White is white, yeah?
Now imagine achieving consistency right across the databases for all fields. We found that a character was often recorded/coded in different ways between rice types. So in one, the color ‘white’ might have been coded as a ‘1’, but as a ‘5’ in another. Or ‘1’ was ‘green’ in another database. And so it went on. We had to convert all codes to a meaningful and consistent description, each independent of the other. So ‘1’ was converted in one database to ‘white’ and ‘5’ to ‘white’ as well, etc. Having made all these conversions, with very careful cross checking along the way, and regular data back-ups, we finally had consistent field names and structures, and recording/coding of data for the entire germplasm collection. I don’t remember exactly how long this took, but it must have been between 18 months and two years.

The next step
IRGCISBut once completed, we could move on to the next phase of developing an online system to access genebank data, the International Rice Genebank Collection Information System (IRGCIS), with inputs from the former System-wide Genetic Resources Program (SGRP), an initiative of all the CGIAR centers with genebanks and genetic resources activities.

IRGCIS is a comprehensive system that manages the data of all rice germplasm conserved at IRRI.  It is designed to manage the genebank operations more efficiently. It links all operations associated with germplasm conservation and management from acquisition of samples through seed multiplication, conservation, characterization, rejuvenation and distribution to end-users.

The system aims to:

  • Assist the genebank staff in day-to-day activities.
  • Facilitate recording, storage and maintenance of germplasm data.
  • Allow the request of desired seeds and provide direct access to information about accessions in the genebank.

The data that are accessible are:

  • Passport data.
  • Morpho-agronomic descriptions.
  • Evaluation data on the International Rice Genebank Collection.
  • Germplasm availability.

A couple of years after IRGCIS, work began to develop the International Rice Information System (IRIS) as part of the International Crop Information System (ICIS) for the management of improved germplasm, breeding lines and the like, with full genealogy data. INGER also developed the INGERIS, but to tell the truth I’m not sure exactly where IRRI is these days with regard to cross system integration and the like.
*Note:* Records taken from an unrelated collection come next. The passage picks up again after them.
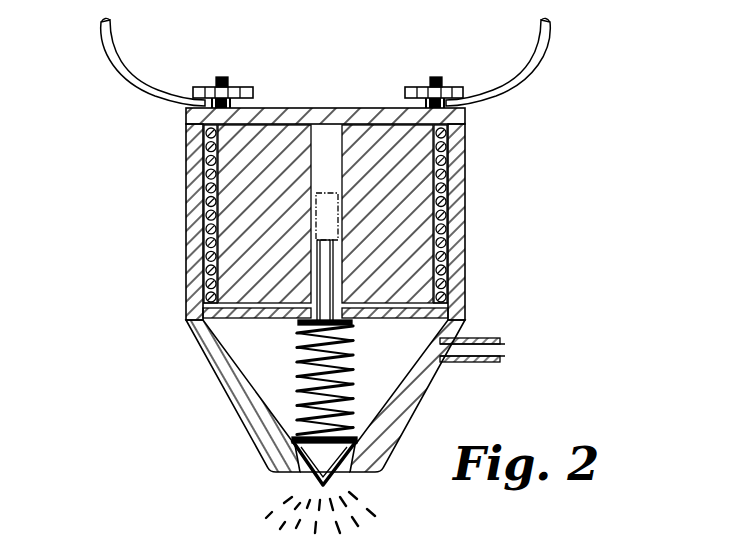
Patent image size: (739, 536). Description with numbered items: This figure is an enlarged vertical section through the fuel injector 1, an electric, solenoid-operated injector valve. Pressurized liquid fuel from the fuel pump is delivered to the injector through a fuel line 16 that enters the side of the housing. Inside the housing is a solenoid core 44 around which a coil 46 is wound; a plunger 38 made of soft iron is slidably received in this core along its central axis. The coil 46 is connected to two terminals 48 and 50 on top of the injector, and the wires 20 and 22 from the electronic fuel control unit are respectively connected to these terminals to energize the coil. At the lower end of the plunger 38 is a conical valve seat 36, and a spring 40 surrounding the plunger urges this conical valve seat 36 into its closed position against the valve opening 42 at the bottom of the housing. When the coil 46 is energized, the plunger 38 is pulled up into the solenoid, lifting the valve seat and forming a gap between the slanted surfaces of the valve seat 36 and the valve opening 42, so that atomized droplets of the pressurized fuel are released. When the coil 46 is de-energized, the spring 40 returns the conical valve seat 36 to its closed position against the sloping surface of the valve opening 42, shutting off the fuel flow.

The fuel injector 1 is at (498, 214).
The fuel line 16 is at (488, 337).
The line 20 is at (536, 58).
The line 22 is at (101, 44).
The conical valve seat 36 is at (352, 471).
The plunger 38 is at (328, 289).
The spring 40 is at (352, 329).
The valve opening 42 is at (308, 478).
The solenoid core 44 is at (410, 263).
The coil 46 is at (447, 173).
The terminal 48 is at (434, 80).
The terminal 50 is at (221, 78).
But as I mentioned earlier, of one thing I am certain. Had we not taken the fundamental steps to clean up our data management act almost 25 years ago, we would not have had an effective platform to respond to global germplasm initiatives like the International Treaty or CBD, nor take advantage relatively easily of new data management software and hardware. It did require that broad perspective in the first instance. That I could bring to the party even though I didn’t have the technical know-how to undertake the detailed work myself.


¹ Source: the International Rice Genebank Collection Information System (IRGCIS), 8 June 2015.